# 36' Crescent Ship Saw



## JBBCo (May 29, 2014)

Need parts to repair a 36" Crescent ship saw - can anyone help me out? Thanks!


----------



## PrestigeR&D (Jan 6, 2010)

Ok....
You throw a machine up like that ......without pictures.....



Most certainly we can help.:thumbsup:


What is the dysfunction with the beauty.......?


Throw pics up- it's a must!....


Kudos to your acquisition of the Crescent ship saw!..:clap:,:clap:,:clap:


----------



## PrestigeR&D (Jan 6, 2010)

Well!......?:blink:


----------



## hdavis (Feb 14, 2012)

Maybe he's thinking:blink:


----------



## tgeb (Feb 9, 2006)

Maybe you scared him a way, Brian.....


----------



## PrestigeR&D (Jan 6, 2010)

Something strange going on Tom....

I sometimes get the feeling we are being played with.....

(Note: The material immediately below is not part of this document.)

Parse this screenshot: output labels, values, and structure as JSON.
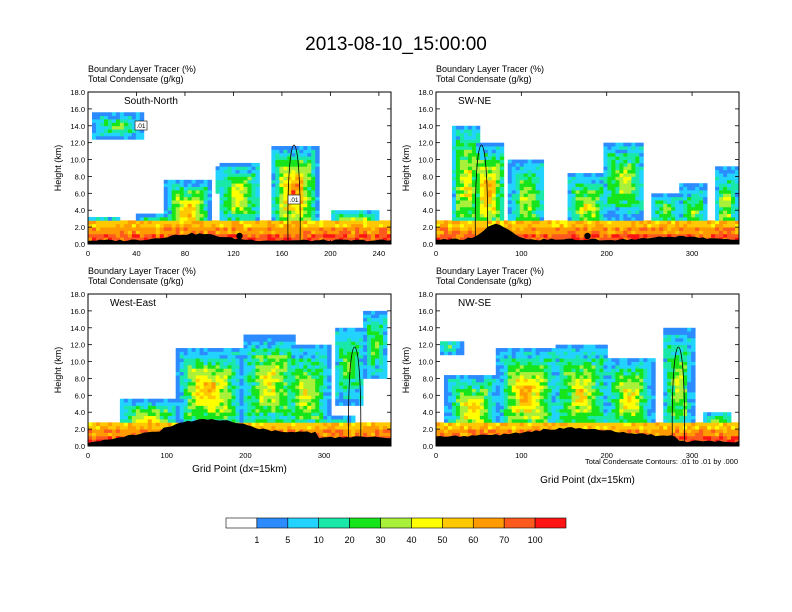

Rather disappointing if that's the case.....


JMPOV,


----------



## Eaglei (Aug 1, 2012)

PrestigeR&D said:


> Something strange going on Tom....
> 
> I sometimes get the feeling we are being played with.....
> 
> ...


Doesn't he have to have a minimum number of posts before he can post pictures ?


----------



## PrestigeR&D (Jan 6, 2010)

:laughing:...

I totally forgot about that..........

None the less....


I think it is a "Dead thread" .........slightly disappointed......I was hoping for some dialog,.... 

Like I said,...

Something is not write here.......he- (whoever it is)-  is (was) on here when I responded (for quite some time).....you would think there would be a response......:blink:...

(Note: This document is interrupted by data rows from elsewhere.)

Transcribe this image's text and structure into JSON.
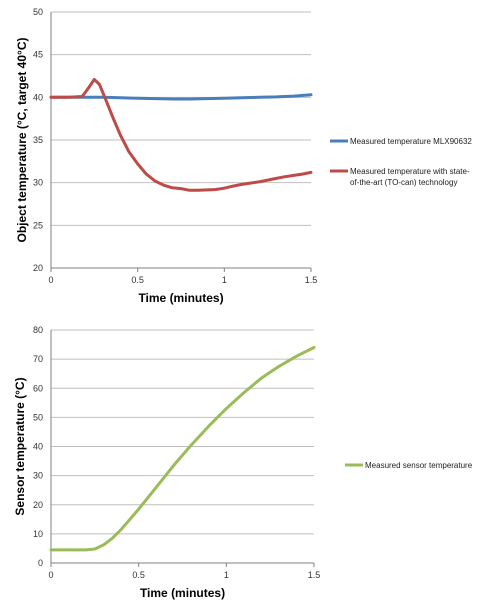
{
  "chart_data": [
    {
      "type": "line",
      "title": "",
      "xlabel": "Time (minutes)",
      "ylabel": "Object temperature (°C, target 40°C)",
      "xlim": [
        0,
        1.5
      ],
      "ylim": [
        20,
        50
      ],
      "xticks": [
        0,
        0.5,
        1,
        1.5
      ],
      "xtick_labels": [
        "0",
        "0.5",
        "1",
        "1.5"
      ],
      "yticks": [
        20,
        25,
        30,
        35,
        40,
        45,
        50
      ],
      "ytick_labels": [
        "20",
        "25",
        "30",
        "35",
        "40",
        "45",
        "50"
      ],
      "grid": "horizontal",
      "legend_position": "right",
      "series": [
        {
          "name": "Measured temperature MLX90632",
          "color": "#4A7EBB",
          "legend_lines": [
            "Measured temperature MLX90632"
          ],
          "x": [
            0,
            0.1,
            0.2,
            0.3,
            0.4,
            0.5,
            0.6,
            0.7,
            0.8,
            0.9,
            1.0,
            1.1,
            1.2,
            1.3,
            1.4,
            1.5
          ],
          "y": [
            40.0,
            40.0,
            40.0,
            40.0,
            39.95,
            39.9,
            39.85,
            39.8,
            39.8,
            39.85,
            39.9,
            39.95,
            40.0,
            40.05,
            40.15,
            40.3
          ]
        },
        {
          "name": "Measured temperature with state-of-the-art (TO-can) technology",
          "color": "#BE4B48",
          "legend_lines": [
            "Measured temperature with state-",
            "of-the-art (TO-can) technology"
          ],
          "x": [
            0,
            0.1,
            0.18,
            0.22,
            0.25,
            0.28,
            0.32,
            0.36,
            0.4,
            0.45,
            0.5,
            0.55,
            0.6,
            0.65,
            0.7,
            0.75,
            0.8,
            0.85,
            0.9,
            0.95,
            1.0,
            1.05,
            1.1,
            1.15,
            1.2,
            1.25,
            1.3,
            1.35,
            1.4,
            1.45,
            1.5
          ],
          "y": [
            40.0,
            40.0,
            40.1,
            41.2,
            42.1,
            41.5,
            39.5,
            37.5,
            35.6,
            33.6,
            32.2,
            31.0,
            30.2,
            29.7,
            29.4,
            29.3,
            29.1,
            29.1,
            29.15,
            29.2,
            29.35,
            29.6,
            29.8,
            29.95,
            30.1,
            30.3,
            30.5,
            30.7,
            30.85,
            31.0,
            31.2
          ]
        }
      ]
    },
    {
      "type": "line",
      "title": "",
      "xlabel": "Time (minutes)",
      "ylabel": "Sensor temperature (°C)",
      "xlim": [
        0,
        1.5
      ],
      "ylim": [
        0,
        80
      ],
      "xticks": [
        0,
        0.5,
        1,
        1.5
      ],
      "xtick_labels": [
        "0",
        "0.5",
        "1",
        "1.5"
      ],
      "yticks": [
        0,
        10,
        20,
        30,
        40,
        50,
        60,
        70,
        80
      ],
      "ytick_labels": [
        "0",
        "10",
        "20",
        "30",
        "40",
        "50",
        "60",
        "70",
        "80"
      ],
      "grid": "horizontal",
      "legend_position": "right",
      "series": [
        {
          "name": "Measured sensor temperature",
          "color": "#9BBB59",
          "legend_lines": [
            "Measured sensor temperature"
          ],
          "x": [
            0,
            0.1,
            0.2,
            0.25,
            0.3,
            0.35,
            0.4,
            0.45,
            0.5,
            0.6,
            0.7,
            0.8,
            0.9,
            1.0,
            1.1,
            1.2,
            1.3,
            1.4,
            1.5
          ],
          "y": [
            4.5,
            4.5,
            4.5,
            4.8,
            6.2,
            8.5,
            11.5,
            15.0,
            18.5,
            26.0,
            33.5,
            40.5,
            47.0,
            53.0,
            58.5,
            63.5,
            67.5,
            71.0,
            74.0
          ]
        }
      ]
    }
  ]
}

Being played with comes to mind....by whom,,,,



JMPOV,


----------



## Rustbucket (May 22, 2009)

He probably doesn't sit on here and push the refresh button over and over again to see if new comments have posted like the rest of us:whistling


----------



## Xtrememtnbiker (Jun 9, 2013)

"It's been 5 whole minutes what could they possibly be doing?!?!"


----------



## griz (Nov 26, 2009)

Darcy signed up under an alias to fvck with you....:laughing::thumbup:


----------



## PrestigeR&D (Jan 6, 2010)

Well Barthalemue ,
If D did this,... He's going to have to be a little more creative .....


Backfired.......


Next!........




And I was so pumped up...........:laughing:


----------



## TimelessQuality (Sep 23, 2007)

She sells ship saws down by the seashore ....


I'm intrigued Brian, throw up a pic of a 36" ship saw.....


----------



## PrestigeR&D (Jan 6, 2010)

Will do...

Heading out but I will be back on when I get back,...


Hope all is well Steve....:thumbsup:


----------



## ScipioAfricanus (Sep 13, 2008)

I guess they are these things.

Andy.


----------



## PrestigeR&D (Jan 6, 2010)

1st one Andy posted.....:no:

Second one.....:clap: That is a ship saw......


Thanks Andy,,,:thumbsup:


Page 10: http://www.vintagemachinery.org/pubs/224/23.pdf


Grab some popcorn .....Bills beauty.....interesting thread: http://www.owwm.org/viewtopic.php?f=1&t=77305


----------



## WarnerConstInc. (Jan 30, 2008)

A real ships saw tilts both directions, the cresent does not quite fit the bill.


----------



## WarnerConstInc. (Jan 30, 2008)




----------



## Joasis (Mar 28, 2006)

I can only assume these were used for cutting the planks that made up the hulls of wooden ships? The multi positioning of the blade in relation to the fixed table would allow heavy loading and infinite degrees of cuts?


----------



## TimelessQuality (Sep 23, 2007)

So they could change the angle as they cut?

That's pretty cool


----------



## WarnerConstInc. (Jan 30, 2008)

Joasis said:


> I can only assume these were used for cutting the planks that made up the hulls of wooden ships? The multi positioning of the blade in relation to the fixed table would allow heavy loading and infinite degrees of cuts?





TimelessQuality said:


> So they could change the angle as they cut?
> 
> That's pretty cool



Yes, they were for cutting the big timbers that made up the hull off the boat. 

Some had the tilt operated by hand (somone manned the crank that changed the angle of the saw while timbers were cut) there were some that were set up with power to do that, flat belt drive or other wise. 

They are still being used today in some ship yards.


----------



## PrestigeR&D (Jan 6, 2010)

So, D, alias JBBco...........
I still think the crescent , or Fay & Egan with this engineered design fall into what may be termed "ships saw" ....

Where the definition of what is a true ship saw is......:blink:



Your going to get yours mister.........your a sneaky one.........:laughing:


Good one....


I'm working on one for you......so keep your eyes open.....:thumbup:


Hope all is well....


----------